É um documento extenso, mas que explica todos os meandros desta polémica...
Mais de 123 anos após a sua morte, José Maria Eça de Queiroz, nosso bisavô, volta a ser incomodado no seu eterno descanso. Tendo este facto gerado polémica inesperada, pontuada por desinformação, alguns destratos e até referências caluniosas, a nosso ver escusadas e que apenas ficam com quem as fez.
Sobre isto cumpre-nos esclarecer alguns pontos importantes, mas pouco abordados.
Em 1⁰ lugar é preciso esclarecer de que a Fundação Eça de Queiroz (FEQ), sediada no Concelho de Baião, não representa nem nunca representou a família do escritor, sendo uma sociedade de direito privado conjunturalmente presidida por um trisneto de Eça a quem não compete sequer pronunciar-se sobre o assunto à luz da lei vigente. Fica pois claro que a FEQ não tem direitos de representação da família nem sobre os restos mortais do escritor que está enterrado junto à sua filha no cemitério de Santa Cruz do Douro – e de que a Fundação é apenas fiel-depositária.
Como é sabido, Eça de Queiroz morreu em Paris em 1900. Foi trasladado para Portugal onde ficou depositado no jazigo da família Rezende – família da sua mulher – aguardando a decisão de sua viúva sobre o local definitivo que seria a sua última morada.
Passou-se o tempo, a nossa bisavó morreu, e os filhos aceitaram que as coisas ficassem como estavam.
Em 1989, por razões que não nos dizem respeito, a família foi Informada pela Câmara de Lisboa de que o jazigo ia mudar de mãos, e onde se perguntava também que destino iriam ter os restos mortais do nosso antepassado.
Nessa altura, foram consultadas as netas sobrevivas, e oficiosamente o então Presidente da República Dr. Mário Soares , perguntou se aceitariam a trasladação para o Panteão Nacional – eram pois as herdeiras mais próximas – e por unanimidade a sugestão foi recusada, tendo então o corpo sido enviado para o cemitério de Santa Cruz do Douro, Concelho de Baião junto à quinta que Eça mitificou no seu romance “A Cidade E As Serras”, pelo que se pensou que o assunto tinha ficado resolvido por quem de direito e que não iria ressurgir inopinadamente mais de 30 anos depois.

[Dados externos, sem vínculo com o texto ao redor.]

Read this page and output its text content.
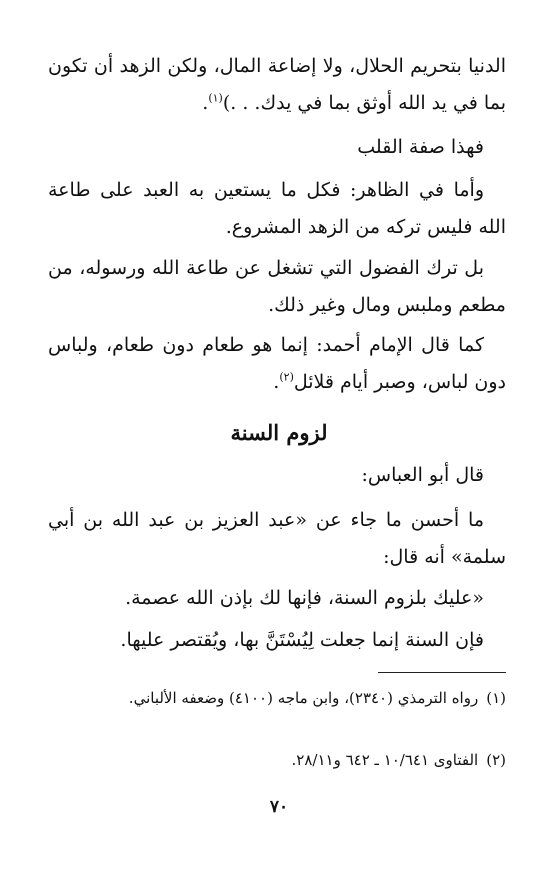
الدنيا بتحريم الحلال، ولا إضاعة المال، ولكن الزهد أن تكون بما في يد الله أوثق بما في يدك. . .)$^{(١)}$.

فهذا صفة القلب

وأما في الظاهر: فكل ما يستعين به العبد على طاعة الله فليس تركه من الزهد المشروع.

بل ترك الفضول التي تشغل عن طاعة الله ورسوله، من مطعم وملبس ومال وغير ذلك.

كما قال الإمام أحمد: إنما هو طعام دون طعام، ولباس دون لباس، وصبر أيام قلائل$^{(٢)}$.

لزوم السنة

قال أبو العباس:

ما أحسن ما جاء عن «عبد العزيز بن عبد الله بن أبي سلمة» أنه قال:

«عليك بلزوم السنة، فإنها لك بإذن الله عصمة.

فإن السنة إنما جعلت لِيُسْتَنَّ بها، ويُقتصر عليها.

(١)رواه الترمذي (٢٣٤٠)، وابن ماجه (٤١٠٠) وضعفه الألباني.

(٢)الفتاوى ١٠/٦٤١ ـ ٦٤٢ و٢٨/١١.

٧٠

A Fundação foi criada por Maria da Graça Salema de Castro, viúva de Manuel Pedro Benedito de Castro, neto de Eça, que cedeu a casa e toda a propriedade à FEQ, assumindo-se compreensivelmente como Presidente vitalícia, pois tratava-se da casa onde residia desde que casara. E assim, durante mais de 30 anos, Eça repousou sossegado nesse bonito lugar, pois todos sabiam que D. Maria da Graça jamais patrocinaria a sua trasladação.
Com a sua morte, em 2015, as coisas mudaram, e com a conivência do actual Ministro José Luís Carneiro, então Presidente da Camara Municipal de Baião, membro por inerência do Conselho de Administração da FEQ e de malas feitas para ocupar importante cargo partidário em Lisboa, a Fundação propôs à Assembleia da República a atribuição de honras de Panteão a Eça de Queiroz. Proposta esta que não tinha a competência legal para apresentar, pelo que o Parlamento votou algo que não estava de acordo com a lei e que nos soou a pagamento de favores – o que, a ser verdade, seria inqualificável.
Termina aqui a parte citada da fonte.